Le rôle

Les agences : créateurs ou réflecteurs de notre culture ?

Les marques, et les agences qui les créent font-elles la culture ?

De par la place qu’elle occupe dans nos vies et sa relative Inéluctabilité, nombreux sont ceux qui voient dans la publicité une invasion de l’espace public et l’accusent de contribuer à une « pensée unique », abrutissante et homogène. Certains vont même jusqu’à l’accuser d’usurper une place que la culture devrait occuper. Voire de la détourner afin de servir les intérêts commerciaux des marques.

Mais les marques, et les agences qui les créent font-elles la culture? Sont-elles la culture?

Certains d’entre nous aimeraient probablement croire en cette toute-puissance.
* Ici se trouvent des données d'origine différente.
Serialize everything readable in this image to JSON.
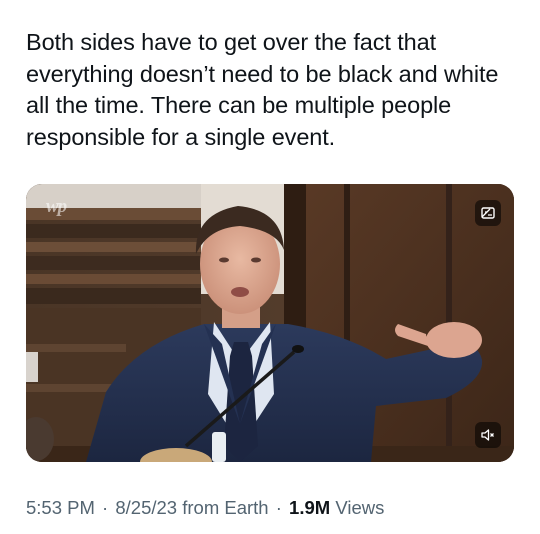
{
  "tweet": {
    "text": "Both sides have to get over the fact that everything doesn’t need to be black and white all the time. There can be multiple people responsible for a single event."
  },
  "media": {
    "watermark": "wp",
    "alt_icon": "image-gallery-icon",
    "mute_icon": "speaker-muted-icon"
  },
  "meta": {
    "time": "5:53 PM",
    "separator": "·",
    "date": "8/25/23",
    "source": "from Earth",
    "views_count": "1.9M",
    "views_label": "Views"
  },
  "colors": {
    "text_primary": "#0f1419",
    "text_secondary": "#536471",
    "background": "#ffffff"
  }
}
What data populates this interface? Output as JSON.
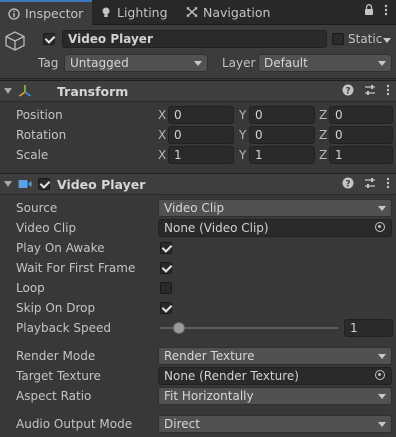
{
  "tabs": [
    {
      "label": "Inspector",
      "icon": "info-icon"
    },
    {
      "label": "Lighting",
      "icon": "lightbulb-icon"
    },
    {
      "label": "Navigation",
      "icon": "navigation-icon"
    }
  ],
  "tab_actions": {
    "lock": "lock-icon",
    "menu": "kebab-menu-icon"
  },
  "gameobject": {
    "name": "Video Player",
    "active": true,
    "static_label": "Static",
    "tag_label": "Tag",
    "tag_value": "Untagged",
    "layer_label": "Layer",
    "layer_value": "Default"
  },
  "transform": {
    "title": "Transform",
    "rows": [
      {
        "label": "Position",
        "x": "0",
        "y": "0",
        "z": "0"
      },
      {
        "label": "Rotation",
        "x": "0",
        "y": "0",
        "z": "0"
      },
      {
        "label": "Scale",
        "x": "1",
        "y": "1",
        "z": "1"
      }
    ],
    "axis": {
      "x": "X",
      "y": "Y",
      "z": "Z"
    }
  },
  "video_player": {
    "title": "Video Player",
    "enabled": true,
    "source_label": "Source",
    "source_value": "Video Clip",
    "video_clip_label": "Video Clip",
    "video_clip_value": "None (Video Clip)",
    "play_on_awake_label": "Play On Awake",
    "play_on_awake": true,
    "wait_first_frame_label": "Wait For First Frame",
    "wait_first_frame": true,
    "loop_label": "Loop",
    "loop": false,
    "skip_on_drop_label": "Skip On Drop",
    "skip_on_drop": true,
    "playback_speed_label": "Playback Speed",
    "playback_speed_value": "1",
    "playback_speed_fraction": 0.1,
    "render_mode_label": "Render Mode",
    "render_mode_value": "Render Texture",
    "target_texture_label": "Target Texture",
    "target_texture_value": "None (Render Texture)",
    "aspect_ratio_label": "Aspect Ratio",
    "aspect_ratio_value": "Fit Horizontally",
    "audio_output_label": "Audio Output Mode",
    "audio_output_value": "Direct"
  },
  "colors": {
    "accent": "#3a79bb",
    "background": "#383838",
    "field": "#2a2a2a"
  }
}
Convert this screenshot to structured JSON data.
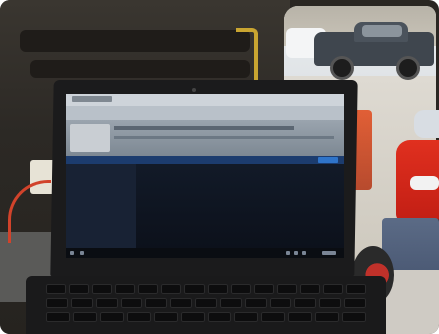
{
  "scene": {
    "colors": {
      "van_interior": "#2c2925",
      "laptop_body": "#1b1b1c",
      "screen_blue_bar": "#1c3c6e",
      "accent_button": "#2f74c9",
      "hi_vis_red": "#d6271a",
      "truck": "#3f464e"
    },
    "screen": {
      "header_bar": "",
      "status": ""
    }
  }
}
Qui n’a jamais rêvé de définir la prochaine tendance? Mais ne nous leurrons pas. Les agences ne créent pas la culture. Elles l’observent. La décortiquent. L’interprètent. Jettent une lumière nouvelle sur elle. La prédisent, parfois. Mais ne la créent pas. La culture n’est pas l’output des agences. C’est son principal input. Sans la comprendre, elles ne peuvent remplir pleinement leur rôle : aider leurs clients à bâtir des marques culturellement pertinentes et connectées à leurs consommateurs.

Et on ne connecte pas avec notre consommateur en lui poussant dans la gorge un nouvel idéal, créé de toutes pièces, mais en lui renvoyant le reflet – parfois plus beau et plus excitant – de sa propre vie. Des rêves et ambitions qui sommeillent en lui. De ses valeurs, et de la culture qui en émane. Car s’ils ne la créent pas, les meilleurs d’entre nous savent dénicher, exposer, amplifier la culture naissante. Identifier chez le consommateur un besoin, ou une tension qu’il n’avait pas lui-même tout à fait compris. Trouver la petite flamme qui brûle discrètement, et l’asperger d’essence.

Cette réalité n’est pas nouvelle. Pourtant, elle est plus que jamais actuelle. Le défi pour l’agence, à l’ère du inbound marketing, du big data et de la publicité programmatique, est de demeurer une entreprise de culture. Notre avenir n’est pas dans le data, une expertise en voie de démocratisation – voire d’internalisation chez les annonceurs. Il est plus que jamais dans l’interprétation intelligente, fine et sensible de la culture au profit des marques de nos clients.

La culture surprend, la culture choque, la culture nous sort de nos zones de confort. Elle ne se contente pas de répondre à la demande. Elle n’est pas le fruit de la moyenne, d’une intelligence collective, mais d’esprits singuliers. C’est ce que nous devons à tout prix demeurer. C’est notre rôle ; de capter et d’interpréter la culture ambiante, afin d’aider les marques à insuffler un peu de magie et de surprise dans un monde de plus en plus logique et prévisible.

Et si le consommateur apprécie notre travail, comme en témoigne la dernière étude des normes canadiennes de la publicité, alors où est le mal?